The risks are of course considerable, and the Arroyo government knows it. The mission members can be shot at, and their presence in Iraq under U.S. control (they cannot be otherwise, the U.S. occupation forces being the only organized armed power in Iraq) could serve as a reminder to the entire Arab world that the country from where they get most of their construction workers and domestics supported the U.S. invasion of Iraq.
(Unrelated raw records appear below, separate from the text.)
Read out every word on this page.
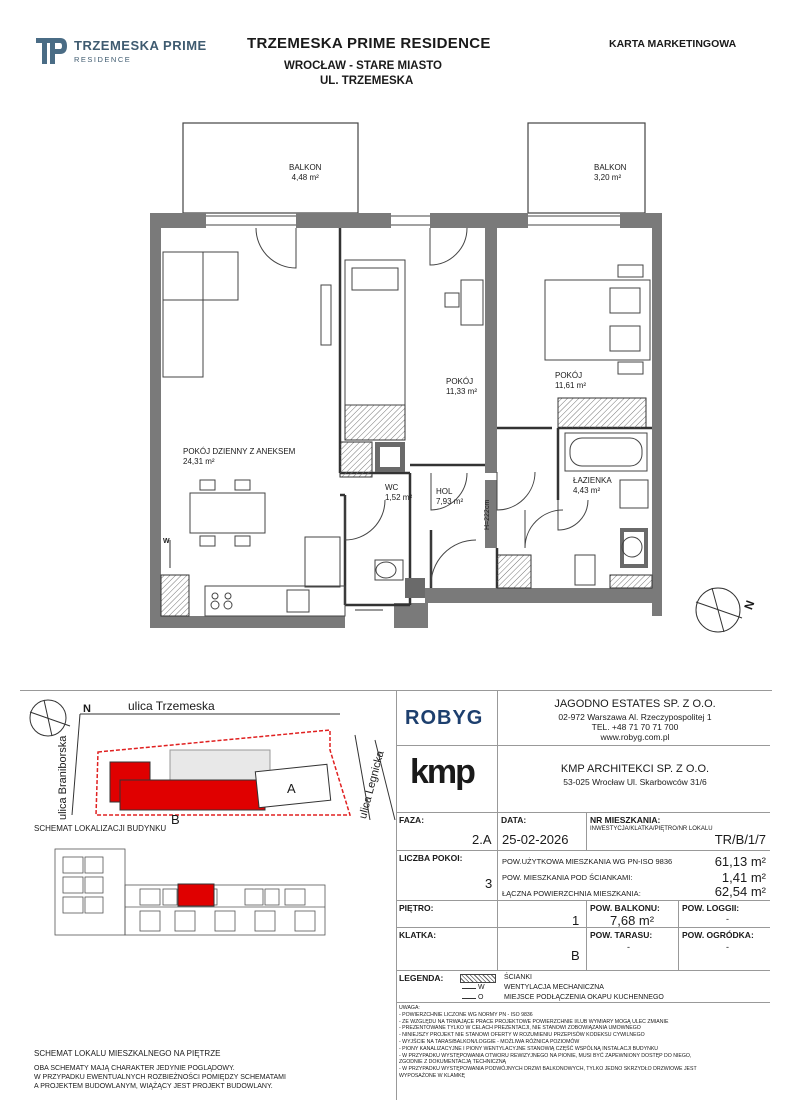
TRZEMESKA PRIME
RESIDENCE
TRZEMESKA PRIME RESIDENCE
WROCŁAW - STARE MIASTO
UL. TRZEMESKA
KARTA MARKETINGOWA
BALKON
4,48 m²
BALKON
3,20 m²
POKÓJ
11,33 m²
POKÓJ
11,61 m²
POKÓJ DZIENNY Z ANEKSEM
24,31 m²
WC
1,52 m²
HOL
7,93 m²
ŁAZIENKA
4,43 m²
H=222cm
N
W
ulica Trzemeska
ulica Braniborska	ulica Legnicka
N
B
A
SCHEMAT LOKALIZACJI BUDYNKU
SCHEMAT LOKALU MIESZKALNEGO NA PIĘTRZE
OBA SCHEMATY MAJĄ CHARAKTER JEDYNIE POGLĄDOWY.
W PRZYPADKU EWENTUALNYCH ROZBIEŻNOŚCI POMIĘDZY SCHEMATAMI
A PROJEKTEM BUDOWLANYM, WIĄŻĄCY JEST PROJEKT BUDOWLANY.
ROBYG
JAGODNO ESTATES SP. Z O.O.
02-972 Warszawa Al. Rzeczypospolitej 1
TEL. +48 71 70 71 700
www.robyg.com.pl
kmp	KMP ARCHITEKCI SP. Z O.O.
53-025 Wrocław Ul. Skarbowców 31/6
FAZA:
2.A
DATA:
25-02-2026
NR MIESZKANIA:
INWESTYCJA/KLATKA/PIĘTRO/NR LOKALU
TR/B/1/7
LICZBA POKOI:
3
POW.UŻYTKOWA MIESZKANIA WG PN-ISO 9836	61,13 m²
POW. MIESZKANIA POD ŚCIANKAMI:	1,41 m²
ŁĄCZNA POWIERZCHNIA MIESZKANIA:	62,54 m²
PIĘTRO:
1
POW. BALKONU:
7,68 m²
POW. LOGGII:
-
KLATKA:
B
POW. TARASU:
-
POW. OGRÓDKA:
-
LEGENDA:	ŚCIANKI
W	WENTYLACJA MECHANICZNA
O	MIEJSCE PODŁĄCZENIA OKAPU KUCHENNEGO
UWAGA:
- POWIERZCHNIE LICZONE WG NORMY PN - ISO 9836
- ZE WZGLĘDU NA TRWAJĄCE PRACE PROJEKTOWE POWIERZCHNIE I/LUB WYMIARY MOGĄ ULEC ZMIANIE
- PREZENTOWANE TYLKO W CELACH PREZENTACJI, NIE STANOWI ZOBOWIĄZANIA UMOWNEGO
- NINIEJSZY PROJEKT NIE STANOWI OFERTY W ROZUMIENIU PRZEPISÓW KODEKSU CYWILNEGO
- WYJŚCIE NA TARAS/BALKON/LOGGIE - MOŻLIWA RÓŻNICA POZIOMÓW
- PIONY KANALIZACYJNE I PIONY WENTYLACYJNE STANOWIĄ CZĘŚĆ WSPÓLNĄ INSTALACJI BUDYNKU
- W PRZYPADKU WYSTĘPOWANIA OTWORU REWIZYJNEGO NA PIONIE, MUSI BYĆ ZAPEWNIONY DOSTĘP DO NIEGO,
ZGODNIE Z DOKUMENTACJĄ TECHNICZNĄ
- W PRZYPADKU WYSTĘPOWANIA PODWÓJNYCH DRZWI BALKONOWYCH, TYLKO JEDNO SKRZYDŁO DRZWIOWE JEST
WYPOSAŻONE W KLAMKĘ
And has anyone done a survey on the ground in that country to find out how welcome to the Iraqis the mission would be? The Philippine mission could very well be as unwelcome as the U.S. troops, and equally regarded as ignorant interlopers (official Philippine sources, for example, seem to assume that Iraq lacks doctors, whereas it doesn’t). And to what extent would it succeed in keeping the Philippines visible in the eyes of U.S. policy makers, whose current triumphalism attributes what the U.S. claims to have achieved in Iraq solely to the superiority of U.S. arms?

Given these uncertainties, the mission doesn’t make sense. If it does go on, despite the voices of reason that say the risks are too great, and the rewards uncertain, this mission could turn out to be, in more ways than one, truly impossible.